The thing that finally made me switch was the exorbitant cost of licenses and the need to run services on older hardware.
DM me if you want some keys. I have a few copies of win10 and winIOT laying around that I’m not going to use.
They better be! I’ve got a mix of proxmox running Windows and Linux machines, as well as a bare metal Windows machine for streaming gaming, as wells as Linux laptops to access all this.
… My only shame is using Windows server to host my DHCP server.
Hey! I started running a home server on Windows 10. It was a great easy way to get started. The only problem for me that I found with time was that Windows updates would take everything that I was running offline, which was a nuisance to log back in and open everything up.
You may find you gradually move towards Linux :P
srvany
Now, let me be polemical here …
(And this is to be read with a pinch of /s)
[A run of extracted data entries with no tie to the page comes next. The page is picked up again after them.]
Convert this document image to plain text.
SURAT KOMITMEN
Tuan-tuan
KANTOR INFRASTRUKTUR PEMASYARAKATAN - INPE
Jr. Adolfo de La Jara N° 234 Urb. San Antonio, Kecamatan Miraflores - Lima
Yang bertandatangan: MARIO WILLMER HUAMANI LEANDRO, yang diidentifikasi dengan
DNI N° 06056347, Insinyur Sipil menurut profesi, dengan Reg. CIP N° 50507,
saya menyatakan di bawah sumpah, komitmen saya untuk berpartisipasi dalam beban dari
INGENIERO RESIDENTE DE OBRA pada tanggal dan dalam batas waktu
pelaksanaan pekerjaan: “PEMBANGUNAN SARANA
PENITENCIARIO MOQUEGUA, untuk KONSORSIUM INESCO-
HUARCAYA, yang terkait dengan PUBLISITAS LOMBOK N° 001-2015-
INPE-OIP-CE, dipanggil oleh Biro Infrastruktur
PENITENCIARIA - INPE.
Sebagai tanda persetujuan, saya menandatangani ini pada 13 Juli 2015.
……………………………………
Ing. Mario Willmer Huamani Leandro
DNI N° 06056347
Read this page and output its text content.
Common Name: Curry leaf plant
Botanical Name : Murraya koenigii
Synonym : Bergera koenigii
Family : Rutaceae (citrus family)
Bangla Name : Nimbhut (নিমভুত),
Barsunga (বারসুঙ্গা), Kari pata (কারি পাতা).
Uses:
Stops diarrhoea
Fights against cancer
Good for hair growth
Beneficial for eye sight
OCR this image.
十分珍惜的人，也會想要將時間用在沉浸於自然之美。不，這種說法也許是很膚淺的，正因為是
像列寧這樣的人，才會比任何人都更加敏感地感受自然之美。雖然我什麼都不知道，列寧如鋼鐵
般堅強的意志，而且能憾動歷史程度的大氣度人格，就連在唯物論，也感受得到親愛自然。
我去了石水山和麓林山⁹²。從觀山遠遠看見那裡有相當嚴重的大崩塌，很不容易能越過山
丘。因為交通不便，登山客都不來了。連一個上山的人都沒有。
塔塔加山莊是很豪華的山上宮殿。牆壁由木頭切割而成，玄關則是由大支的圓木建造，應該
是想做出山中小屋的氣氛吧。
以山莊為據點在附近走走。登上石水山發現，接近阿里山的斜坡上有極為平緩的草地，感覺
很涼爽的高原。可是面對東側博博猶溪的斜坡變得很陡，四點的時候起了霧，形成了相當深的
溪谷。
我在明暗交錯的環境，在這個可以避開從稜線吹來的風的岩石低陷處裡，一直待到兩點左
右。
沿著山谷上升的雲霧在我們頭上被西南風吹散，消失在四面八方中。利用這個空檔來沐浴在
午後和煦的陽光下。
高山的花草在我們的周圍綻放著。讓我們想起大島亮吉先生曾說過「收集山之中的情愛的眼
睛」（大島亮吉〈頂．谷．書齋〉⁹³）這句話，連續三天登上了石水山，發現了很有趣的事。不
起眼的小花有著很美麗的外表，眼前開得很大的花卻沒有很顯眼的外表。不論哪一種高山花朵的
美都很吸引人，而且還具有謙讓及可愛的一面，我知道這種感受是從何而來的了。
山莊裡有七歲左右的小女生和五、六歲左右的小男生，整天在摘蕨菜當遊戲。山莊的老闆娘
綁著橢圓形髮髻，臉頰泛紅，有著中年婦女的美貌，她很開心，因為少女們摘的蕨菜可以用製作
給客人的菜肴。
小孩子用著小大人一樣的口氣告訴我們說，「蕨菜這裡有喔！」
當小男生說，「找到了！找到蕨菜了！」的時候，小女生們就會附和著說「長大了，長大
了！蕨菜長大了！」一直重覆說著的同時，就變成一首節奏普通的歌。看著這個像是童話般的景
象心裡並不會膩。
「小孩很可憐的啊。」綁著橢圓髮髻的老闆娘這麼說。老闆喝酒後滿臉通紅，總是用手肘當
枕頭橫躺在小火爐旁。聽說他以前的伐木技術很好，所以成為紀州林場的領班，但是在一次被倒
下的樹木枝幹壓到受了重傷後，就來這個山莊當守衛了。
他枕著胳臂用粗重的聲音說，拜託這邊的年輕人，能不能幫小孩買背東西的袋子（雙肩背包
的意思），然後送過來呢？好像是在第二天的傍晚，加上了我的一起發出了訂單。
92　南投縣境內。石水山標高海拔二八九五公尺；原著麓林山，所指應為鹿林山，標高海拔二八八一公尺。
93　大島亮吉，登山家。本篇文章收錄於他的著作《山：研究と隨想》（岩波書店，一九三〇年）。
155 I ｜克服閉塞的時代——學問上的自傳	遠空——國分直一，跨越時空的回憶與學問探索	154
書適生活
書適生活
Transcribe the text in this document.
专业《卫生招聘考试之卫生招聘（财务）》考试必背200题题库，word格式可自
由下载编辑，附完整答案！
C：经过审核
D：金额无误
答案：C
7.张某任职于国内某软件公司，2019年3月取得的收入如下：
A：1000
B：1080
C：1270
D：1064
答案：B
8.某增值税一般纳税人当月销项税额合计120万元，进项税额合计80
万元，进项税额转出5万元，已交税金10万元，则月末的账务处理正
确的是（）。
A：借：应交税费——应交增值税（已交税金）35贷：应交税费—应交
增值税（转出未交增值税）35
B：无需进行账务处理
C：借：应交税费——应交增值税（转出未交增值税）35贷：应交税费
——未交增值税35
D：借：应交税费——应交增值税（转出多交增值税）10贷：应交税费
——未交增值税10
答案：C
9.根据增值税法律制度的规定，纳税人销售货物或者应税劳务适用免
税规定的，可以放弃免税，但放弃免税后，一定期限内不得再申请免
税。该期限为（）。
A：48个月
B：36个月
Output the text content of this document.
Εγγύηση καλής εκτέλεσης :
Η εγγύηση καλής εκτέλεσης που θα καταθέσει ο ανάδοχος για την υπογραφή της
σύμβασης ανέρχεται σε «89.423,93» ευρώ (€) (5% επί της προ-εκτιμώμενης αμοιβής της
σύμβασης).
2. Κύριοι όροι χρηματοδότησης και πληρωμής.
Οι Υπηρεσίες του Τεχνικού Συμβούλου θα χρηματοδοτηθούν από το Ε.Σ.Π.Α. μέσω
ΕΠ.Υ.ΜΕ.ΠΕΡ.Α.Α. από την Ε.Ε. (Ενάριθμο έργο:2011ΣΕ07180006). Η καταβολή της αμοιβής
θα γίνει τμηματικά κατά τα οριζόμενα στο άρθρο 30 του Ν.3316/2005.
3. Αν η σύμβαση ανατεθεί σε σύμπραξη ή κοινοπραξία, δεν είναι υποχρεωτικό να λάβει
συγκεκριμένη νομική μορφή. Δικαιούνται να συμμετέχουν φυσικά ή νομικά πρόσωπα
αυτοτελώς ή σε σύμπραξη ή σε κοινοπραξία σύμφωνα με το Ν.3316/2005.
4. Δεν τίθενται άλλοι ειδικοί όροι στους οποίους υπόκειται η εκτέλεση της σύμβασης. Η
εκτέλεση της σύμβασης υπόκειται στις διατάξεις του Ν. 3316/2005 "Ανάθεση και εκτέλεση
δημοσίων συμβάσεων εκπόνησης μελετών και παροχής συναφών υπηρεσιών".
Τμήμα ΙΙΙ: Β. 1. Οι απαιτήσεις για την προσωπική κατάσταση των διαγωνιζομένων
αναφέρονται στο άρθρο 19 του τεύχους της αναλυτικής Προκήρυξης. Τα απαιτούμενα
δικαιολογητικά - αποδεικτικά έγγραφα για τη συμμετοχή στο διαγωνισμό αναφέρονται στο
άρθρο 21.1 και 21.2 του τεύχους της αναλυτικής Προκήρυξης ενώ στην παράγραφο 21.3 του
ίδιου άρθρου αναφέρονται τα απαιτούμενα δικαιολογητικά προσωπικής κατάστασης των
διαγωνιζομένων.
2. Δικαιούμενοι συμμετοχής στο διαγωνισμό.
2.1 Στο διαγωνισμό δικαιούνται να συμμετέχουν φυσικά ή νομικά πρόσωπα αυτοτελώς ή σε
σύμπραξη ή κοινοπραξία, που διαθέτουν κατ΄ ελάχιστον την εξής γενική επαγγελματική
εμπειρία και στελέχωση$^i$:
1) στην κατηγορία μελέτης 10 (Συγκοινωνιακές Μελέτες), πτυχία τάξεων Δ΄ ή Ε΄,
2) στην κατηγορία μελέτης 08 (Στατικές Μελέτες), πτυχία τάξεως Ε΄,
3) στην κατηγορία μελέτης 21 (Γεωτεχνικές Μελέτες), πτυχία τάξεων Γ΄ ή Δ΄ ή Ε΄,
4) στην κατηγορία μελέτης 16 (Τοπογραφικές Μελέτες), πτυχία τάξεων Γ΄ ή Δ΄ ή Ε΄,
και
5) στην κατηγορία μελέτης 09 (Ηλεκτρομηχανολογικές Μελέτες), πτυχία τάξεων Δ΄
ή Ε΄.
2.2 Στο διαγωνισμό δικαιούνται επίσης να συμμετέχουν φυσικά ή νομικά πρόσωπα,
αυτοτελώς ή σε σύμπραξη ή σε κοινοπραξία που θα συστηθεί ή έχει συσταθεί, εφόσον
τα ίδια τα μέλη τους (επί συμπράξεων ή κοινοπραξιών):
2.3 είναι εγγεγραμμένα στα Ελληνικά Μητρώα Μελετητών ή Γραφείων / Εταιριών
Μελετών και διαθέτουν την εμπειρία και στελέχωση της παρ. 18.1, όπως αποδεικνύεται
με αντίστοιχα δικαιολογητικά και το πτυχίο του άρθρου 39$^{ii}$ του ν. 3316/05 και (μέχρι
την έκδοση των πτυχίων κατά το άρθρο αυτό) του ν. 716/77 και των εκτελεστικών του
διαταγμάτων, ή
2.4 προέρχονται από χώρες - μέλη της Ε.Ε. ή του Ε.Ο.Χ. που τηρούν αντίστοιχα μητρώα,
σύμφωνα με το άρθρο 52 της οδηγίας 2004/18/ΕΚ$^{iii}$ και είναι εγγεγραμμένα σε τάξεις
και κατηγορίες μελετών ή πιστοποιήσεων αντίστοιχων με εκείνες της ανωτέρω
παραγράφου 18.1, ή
Selfhosting on windows and understanding what you do is so much better than selfhost on CasaOS/ZimaOS/FancyWebGui/Synology and just spin up containers randomly without even understand what a container is and how it does work at all …
Now roast me :)
Sure, if that’s what you want to do. Though, you’ll probably find less references and expertise here. There is a reason that even Microsoft runs Linux on most of its own servers.
I wouldn’t recommend it personally
That’s just silly.
Self hosting is all about Digital Autonomy; that’s just not possible with a windows OS.
Apart from that it would just make your life harder, as the vast majority of documentation and tutorials and helper scripts are based on some linux like OS.